🤖 AI Summary
Existing RAG methods rely on semantic retrieval over isolated text chunks, failing to model inter-chunk factual relationships—leading to hallucination and poor retrieval coherence. This paper proposes KG²RAG, the first RAG framework to integrate knowledge graphs (KGs) into the retrieval-augmented generation pipeline: it first retrieves initial text chunks via semantic search, then constructs a KG capturing factual relations among them, and finally performs paragraph-level expansion and structured organization guided by the graph topology. By explicitly modeling logical knowledge dependencies, KG²RAG transcends the conventional paradigm of isolated chunk retrieval. Evaluated on HotpotQA and its variants, KG²RAG achieves significant improvements in response quality (F1 +4.2%) and retrieval relevance (Recall@5 +7.1%), demonstrating that KG-guided retrieval effectively enhances diversity, generation coherence, and hallucination mitigation.
📝 Abstract
Retrieval-augmented generation (RAG) has emerged as a promising technology for addressing hallucination issues in the responses generated by large language models (LLMs).
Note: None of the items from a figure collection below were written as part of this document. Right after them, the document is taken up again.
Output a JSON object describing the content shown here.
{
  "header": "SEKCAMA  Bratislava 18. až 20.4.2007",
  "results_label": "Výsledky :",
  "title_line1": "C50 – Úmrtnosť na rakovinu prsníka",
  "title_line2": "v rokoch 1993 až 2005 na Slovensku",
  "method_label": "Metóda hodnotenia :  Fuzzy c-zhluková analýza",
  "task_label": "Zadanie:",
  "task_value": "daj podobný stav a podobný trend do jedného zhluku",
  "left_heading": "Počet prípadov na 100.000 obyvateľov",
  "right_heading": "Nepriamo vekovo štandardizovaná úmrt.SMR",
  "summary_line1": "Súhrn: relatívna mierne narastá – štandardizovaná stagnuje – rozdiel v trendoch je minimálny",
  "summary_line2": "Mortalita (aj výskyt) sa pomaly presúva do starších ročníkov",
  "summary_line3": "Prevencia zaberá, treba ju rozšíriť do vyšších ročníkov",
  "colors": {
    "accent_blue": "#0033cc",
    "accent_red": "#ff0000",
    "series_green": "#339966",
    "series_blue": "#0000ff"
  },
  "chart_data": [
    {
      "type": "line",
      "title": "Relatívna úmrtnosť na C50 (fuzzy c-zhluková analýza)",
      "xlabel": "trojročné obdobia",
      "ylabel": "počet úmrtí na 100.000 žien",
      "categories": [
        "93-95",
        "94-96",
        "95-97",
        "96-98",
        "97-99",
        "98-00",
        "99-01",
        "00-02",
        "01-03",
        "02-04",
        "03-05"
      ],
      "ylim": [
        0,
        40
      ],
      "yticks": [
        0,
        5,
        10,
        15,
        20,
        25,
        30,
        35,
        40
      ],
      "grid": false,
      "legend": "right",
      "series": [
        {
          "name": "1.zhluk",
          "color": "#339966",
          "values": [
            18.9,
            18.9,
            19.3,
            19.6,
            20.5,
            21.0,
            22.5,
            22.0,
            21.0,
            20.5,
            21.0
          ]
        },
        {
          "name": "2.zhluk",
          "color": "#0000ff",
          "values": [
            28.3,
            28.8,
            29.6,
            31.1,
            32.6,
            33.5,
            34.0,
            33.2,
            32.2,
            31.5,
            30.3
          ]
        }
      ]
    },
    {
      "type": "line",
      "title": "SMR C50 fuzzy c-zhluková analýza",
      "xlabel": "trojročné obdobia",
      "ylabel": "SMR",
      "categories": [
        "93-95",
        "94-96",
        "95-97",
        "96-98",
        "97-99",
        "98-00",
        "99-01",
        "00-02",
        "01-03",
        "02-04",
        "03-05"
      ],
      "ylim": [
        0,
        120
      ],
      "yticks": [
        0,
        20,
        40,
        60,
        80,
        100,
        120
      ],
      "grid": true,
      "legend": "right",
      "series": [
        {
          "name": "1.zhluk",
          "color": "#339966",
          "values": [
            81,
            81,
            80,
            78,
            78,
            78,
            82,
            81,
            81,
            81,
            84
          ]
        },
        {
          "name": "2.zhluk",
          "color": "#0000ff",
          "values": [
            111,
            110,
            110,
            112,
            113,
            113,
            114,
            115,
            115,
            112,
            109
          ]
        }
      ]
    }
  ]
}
Existing studies on RAG primarily focus on applying semantic-based approaches to retrieve isolated relevant chunks, which ignore their intrinsic relationships. In this paper, we propose a novel Knowledge Graph-Guided Retrieval Augmented Generation (KG$^2$RAG) framework that utilizes knowledge graphs (KGs) to provide fact-level relationships between chunks, improving the diversity and coherence of the retrieved results. Specifically, after performing a semantic-based retrieval to provide seed chunks, KG$^2$RAG employs a KG-guided chunk expansion process and a KG-based chunk organization process to deliver relevant and important knowledge in well-organized paragraphs. Extensive experiments conducted on the HotpotQA dataset and its variants demonstrate the advantages of KG$^2$RAG compared to existing RAG-based approaches, in terms of both response quality and retrieval quality.